Martensitic stainless steels, first discovered by Harry Brearley, have advanced a long way since 1913. The addition of 12 % Cr to give sufficient corrosion resistance to the material also imparts very high hardenability, so large sections can easily “through-harden” up to 500 mm thick. With additions of various alloying additions, for example, molybdenum, the analysis can be tailored to suit certain applications.
The plastic moulding industry is a large consumer of these alloys. The key properties for the moulds are through-hardenability to prevent erosion, corrosion resistance to resist chlorides in the plastic and good thermal conductivity for cooling of the part to allow it to be ejected from the mould. A characteristic of martensitic steels is the formation of carbide stringers. These can be attacked by the plastic resulting in defects in the mould, which are then imparted to the moulded part. This problem has been addressed by developing low carbon grades with nitrogen acting as the main strengthening element. Different grades provide a range of hardness and ductility combinations to suit specific applications.

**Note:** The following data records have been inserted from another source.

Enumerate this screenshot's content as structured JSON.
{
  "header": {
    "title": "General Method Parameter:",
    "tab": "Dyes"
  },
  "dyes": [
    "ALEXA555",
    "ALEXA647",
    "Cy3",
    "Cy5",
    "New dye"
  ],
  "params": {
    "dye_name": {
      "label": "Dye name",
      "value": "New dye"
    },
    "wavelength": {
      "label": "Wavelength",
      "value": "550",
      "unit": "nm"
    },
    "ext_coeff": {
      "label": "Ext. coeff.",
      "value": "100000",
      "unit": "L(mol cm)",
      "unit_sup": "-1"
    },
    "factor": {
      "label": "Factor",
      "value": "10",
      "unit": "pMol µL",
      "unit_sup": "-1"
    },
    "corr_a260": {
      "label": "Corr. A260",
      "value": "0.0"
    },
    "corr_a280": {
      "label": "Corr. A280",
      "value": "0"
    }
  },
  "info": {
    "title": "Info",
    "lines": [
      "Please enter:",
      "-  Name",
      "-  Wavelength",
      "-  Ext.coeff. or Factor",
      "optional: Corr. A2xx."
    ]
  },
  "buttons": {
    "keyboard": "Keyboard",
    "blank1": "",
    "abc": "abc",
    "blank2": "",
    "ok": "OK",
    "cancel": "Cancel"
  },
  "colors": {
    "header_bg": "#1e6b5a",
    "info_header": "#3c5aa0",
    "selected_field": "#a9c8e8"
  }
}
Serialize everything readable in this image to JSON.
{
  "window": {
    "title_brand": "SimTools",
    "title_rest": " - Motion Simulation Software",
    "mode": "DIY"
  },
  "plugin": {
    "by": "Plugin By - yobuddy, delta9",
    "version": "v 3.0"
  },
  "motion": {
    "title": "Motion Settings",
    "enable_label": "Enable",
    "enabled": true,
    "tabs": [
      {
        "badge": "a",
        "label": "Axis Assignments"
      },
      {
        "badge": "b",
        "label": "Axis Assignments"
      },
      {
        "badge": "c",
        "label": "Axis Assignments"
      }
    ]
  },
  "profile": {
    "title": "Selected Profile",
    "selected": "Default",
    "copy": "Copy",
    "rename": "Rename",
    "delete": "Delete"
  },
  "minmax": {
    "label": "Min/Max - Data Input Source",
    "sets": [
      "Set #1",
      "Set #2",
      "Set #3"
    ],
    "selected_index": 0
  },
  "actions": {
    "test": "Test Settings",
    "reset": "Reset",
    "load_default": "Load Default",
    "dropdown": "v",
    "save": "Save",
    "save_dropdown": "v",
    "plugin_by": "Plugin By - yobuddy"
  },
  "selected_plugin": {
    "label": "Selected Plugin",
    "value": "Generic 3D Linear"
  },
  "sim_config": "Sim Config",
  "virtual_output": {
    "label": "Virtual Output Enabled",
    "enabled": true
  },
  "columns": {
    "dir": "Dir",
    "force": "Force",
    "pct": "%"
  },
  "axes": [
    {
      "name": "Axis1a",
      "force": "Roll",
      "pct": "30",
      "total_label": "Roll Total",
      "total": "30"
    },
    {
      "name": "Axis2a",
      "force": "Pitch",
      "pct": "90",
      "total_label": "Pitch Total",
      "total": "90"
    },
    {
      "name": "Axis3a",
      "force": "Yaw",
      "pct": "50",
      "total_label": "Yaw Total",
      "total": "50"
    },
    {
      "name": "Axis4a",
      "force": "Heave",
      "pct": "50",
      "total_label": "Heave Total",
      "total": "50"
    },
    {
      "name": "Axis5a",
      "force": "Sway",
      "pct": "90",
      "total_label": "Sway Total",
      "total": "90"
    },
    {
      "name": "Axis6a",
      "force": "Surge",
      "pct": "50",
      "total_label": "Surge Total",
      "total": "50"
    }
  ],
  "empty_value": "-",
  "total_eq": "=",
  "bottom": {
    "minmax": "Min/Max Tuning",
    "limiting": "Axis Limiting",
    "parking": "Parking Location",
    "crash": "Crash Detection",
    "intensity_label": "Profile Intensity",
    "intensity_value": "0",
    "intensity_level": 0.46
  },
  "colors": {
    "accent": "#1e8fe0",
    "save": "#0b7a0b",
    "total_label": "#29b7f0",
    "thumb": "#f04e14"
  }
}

Quality is further improved by using ESR (Electroslag Remelting) which gives a uniform, clean structure which improves the surface of the mould and hence the quality of the moulded part. Typical plastic products are: spectacle lens mouldings, car rear lamp mouldings and plastic syringes. The same properties are required for extruder screws used in the production of food items like breakfast cereals. So now we know how rear lights are linked to cornflakes!